Un socialista senza partito si comprende, e oggi capiamo anche perché il PD è iscritto al gruppo socialista europeo. Un Cristiano senza Chiesa non esiste, e Papa Francesco ne spiegò anche il motivo.
(CelestinoV) – Nell’ombra del mio studio, le parole di Dante risuonano come un monito, un’eco persistente che mi interpella con la stessa intensità di un tempo. “Per viltade fece il gran rifiuto”, una frase che incide l’anima, trasformandosi in un interrogativo incessante sulla natura della mia responsabilità, sulla mia scelta di restare ancorato a questo ruolo, nonostante le tempeste che si abbattono intorno.

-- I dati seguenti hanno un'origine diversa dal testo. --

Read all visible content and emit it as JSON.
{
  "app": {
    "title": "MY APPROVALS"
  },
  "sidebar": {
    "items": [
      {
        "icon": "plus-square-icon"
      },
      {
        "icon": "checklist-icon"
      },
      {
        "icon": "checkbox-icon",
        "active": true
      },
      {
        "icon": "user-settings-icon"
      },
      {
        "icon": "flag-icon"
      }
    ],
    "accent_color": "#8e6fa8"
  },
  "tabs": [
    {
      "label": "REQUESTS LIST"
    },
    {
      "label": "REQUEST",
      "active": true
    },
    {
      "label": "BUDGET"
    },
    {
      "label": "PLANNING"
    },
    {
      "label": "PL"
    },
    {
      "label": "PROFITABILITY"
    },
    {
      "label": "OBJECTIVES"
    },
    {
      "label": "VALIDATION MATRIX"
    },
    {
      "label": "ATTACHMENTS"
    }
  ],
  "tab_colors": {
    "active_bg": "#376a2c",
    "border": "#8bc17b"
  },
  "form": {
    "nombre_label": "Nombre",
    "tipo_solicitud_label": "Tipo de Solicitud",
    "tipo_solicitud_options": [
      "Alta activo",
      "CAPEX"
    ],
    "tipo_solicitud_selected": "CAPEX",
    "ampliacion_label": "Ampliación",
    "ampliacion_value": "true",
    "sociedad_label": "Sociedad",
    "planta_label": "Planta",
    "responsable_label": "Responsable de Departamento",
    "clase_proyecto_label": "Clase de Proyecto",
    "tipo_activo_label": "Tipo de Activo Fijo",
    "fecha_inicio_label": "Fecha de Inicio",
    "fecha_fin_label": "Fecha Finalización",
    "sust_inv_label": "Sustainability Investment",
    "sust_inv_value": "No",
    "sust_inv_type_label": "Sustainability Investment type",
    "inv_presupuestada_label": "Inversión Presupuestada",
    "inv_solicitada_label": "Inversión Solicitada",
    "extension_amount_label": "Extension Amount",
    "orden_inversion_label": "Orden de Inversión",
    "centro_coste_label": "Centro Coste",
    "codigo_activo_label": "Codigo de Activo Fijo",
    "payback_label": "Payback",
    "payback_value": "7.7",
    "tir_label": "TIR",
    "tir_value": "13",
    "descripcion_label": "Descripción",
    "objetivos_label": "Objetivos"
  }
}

Vedo la mia immagine riflessa nel vetro, e in essa intravedo l’ombra dell’eremita che si trovò, suo malgrado, intrappolato nelle vesti di pontefice. La mia scelta di rinunciare, di fare un passo indietro per ritornare alla solitudine dei pensieri, risuona con un’urgenza che trova risonanza nel mio cuore. Eppure, qui sto, immobile, avvolto dalle catene invisibili delle aspettative, del potere, della paura di lasciare un vuoto dietro di me.
Ogni giorno è un tira e molla tra l’essere e il dover essere, tra il desiderio di liberarmi di questo peso e la tentazione di aggrapparmi ancora a queste redini che mi bruciano le mani. L’idea di fare un passo indietro, di concedere a un altro la possibilità di guidare, di cambiare le sorti di questo percorso tortuoso, si scontra con il timore di essere giudicato, di essere ricordato come colui che non ha avuto il coraggio di rimanere al timone nelle acque burrascose.
Eppure, in questo labirinto di dubbi e incertezze, una verità emerge chiara: la vera viltà non risiede nel lasciare il potere, ma nel trattenersi per timore del giudizio altrui, nel sacrificare il bene comune sull’altare del proprio orgoglio. La grandezza di un leader non si misura dalla durata del suo regno, ma dall’impatto delle sue azioni, dalla capacità di riconoscere quando è il momento di fare un passo indietro per il bene di tutti.
Forse è giunto il momento di ascoltare quella voce interiore, di affrontare il mio “gran rifiuto” non come una viltà, ma come un atto di coraggio e di umiltà. Forse, proprio come Celestino, troverò la mia pace non nel clamore delle aule del potere, ma nel silenzio della mia coscienza, sapendo di aver scelto non per me, ma per il bene di chi verrà dopo.
O forse no, perché la mia “Vicinanza” a quel ruolo tanto agognato mi induce a restare, a proseguire, anche se intorno a me è tempesta, anche se quell’abbraccio con Bonifacio VIII non era il preludio di un’alleanza, anche se il mio mandato esplorativo non ha prodotto nulla e i miei presunti amici si dilettano tra fornelli e parapendii, mentre si immergono nel fiume Giordano. No, non mollo, io resto. O forse sì, è il caso di mollare. O forse no, meglio restare. Un rifiuto è segno di viltade o di coraggio? Non posso certo chiederlo a chi oggi mi ha catapultato qui, in questo caos cosmico. Un socialista senza partito esiste, un cristiano senza Chiesa non può esistere. Rifiuterò, o forse no. Resisto senza Chiesa e senza partito, mi tuffo nel caos: ma di amici, quelli veri, non se ne vedono in giro. Mi sembra tanto che di “democratico” in questo partito ci sia rimasto molto poco.